Re: Check if image contains text

Posted: 2012-06-23T05:00:00-07:00
by whugemann
In regard to the histogram check, I have no ready-made answer. But if you check Fred's example, you will find that the histogram has a pronounced peak for brighter values (which respresents the white background), while the rest of the grey values is distributed almost evenly. This could be used for a first rough automatic text check.

Fred's method is more sophisticated, but lacks the final step of full automisation, i.e. recognition of the pattern (?). You could try compare the result of Fred's manipulation to a standard black-and-white strip and define a certain threshold as to when the original image has to be regarded as text.

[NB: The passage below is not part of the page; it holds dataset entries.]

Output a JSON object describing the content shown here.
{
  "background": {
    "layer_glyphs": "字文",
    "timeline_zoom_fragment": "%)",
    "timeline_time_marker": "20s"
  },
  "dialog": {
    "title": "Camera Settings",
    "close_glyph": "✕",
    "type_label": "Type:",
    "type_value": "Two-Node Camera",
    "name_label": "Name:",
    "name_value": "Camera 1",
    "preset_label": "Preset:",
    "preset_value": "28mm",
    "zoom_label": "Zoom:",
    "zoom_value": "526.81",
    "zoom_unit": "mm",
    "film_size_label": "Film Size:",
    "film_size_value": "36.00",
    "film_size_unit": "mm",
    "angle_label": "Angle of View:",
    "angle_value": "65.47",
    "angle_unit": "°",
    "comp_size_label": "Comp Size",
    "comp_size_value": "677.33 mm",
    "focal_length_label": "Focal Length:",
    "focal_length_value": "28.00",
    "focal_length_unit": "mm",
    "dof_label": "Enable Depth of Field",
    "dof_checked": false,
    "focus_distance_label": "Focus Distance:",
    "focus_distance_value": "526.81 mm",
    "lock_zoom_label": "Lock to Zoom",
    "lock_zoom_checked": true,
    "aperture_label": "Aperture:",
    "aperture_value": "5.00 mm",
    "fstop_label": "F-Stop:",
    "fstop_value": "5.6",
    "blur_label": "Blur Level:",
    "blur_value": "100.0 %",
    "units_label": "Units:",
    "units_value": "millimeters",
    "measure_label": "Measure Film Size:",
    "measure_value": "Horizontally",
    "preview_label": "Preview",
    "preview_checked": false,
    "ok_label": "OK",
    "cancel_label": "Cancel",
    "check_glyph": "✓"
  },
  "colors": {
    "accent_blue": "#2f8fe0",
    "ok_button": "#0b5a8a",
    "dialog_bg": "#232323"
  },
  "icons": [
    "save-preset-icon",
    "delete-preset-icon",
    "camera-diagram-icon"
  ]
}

Re: Check if image contains text

Posted: 2012-06-23T09:57:44-07:00
by fmw42
Just measure the width and spacing of the white areas from the txt output to see if regular.

Re: Check if image contains text

Posted: 2012-06-24T16:25:32-07:00
by anthony
galv wrote:anthony, I think that discerning the small disconnected objects in rows would take more time than doing OCR on the image.
Actually that is exactly what OCR does, though as a specialised bit of software it would do this faster!

However their is a two-pass morphology method that is VERY fast and gives you a count of how many distinct object are present in a thresholded (pure binary) image. It is called 'labeling', but has not been implemented in IM (lack of time). I really should do that - some time.

Slower techniques however do exist. including row segmentation script divide_vert, and a script by Fred for labeling.

whugemann The rotate then deskew would be a nice idea. Especially of you then resize the that result to a single column, and look for a 'square-wave' pattern indicating rows of text.

The 80% grey should be combined with and part of the initial 'mostly black and white' test. even before 'deskew' step.

Re: Check if image contains text

Posted: 2012-06-24T16:30:34-07:00
by anthony
whugemann wrote:Fred's method is more sophisticated, but lacks the final step of full automisation, i.e. recognition of the pattern (?). You could try compare the result of Fred's manipulation to a standard black-and-white strip and define a certain threshold as to when the original image has to be regarded as text.
Anyone thought of looking at the Fourier transform of the text? That should generate a very very distinct pattern, which can be looked for in a automated way, regardless of rotation (though it is still better to de-skew it).

It should also let you extract the period of the rows, even if that period is NOT a power of two.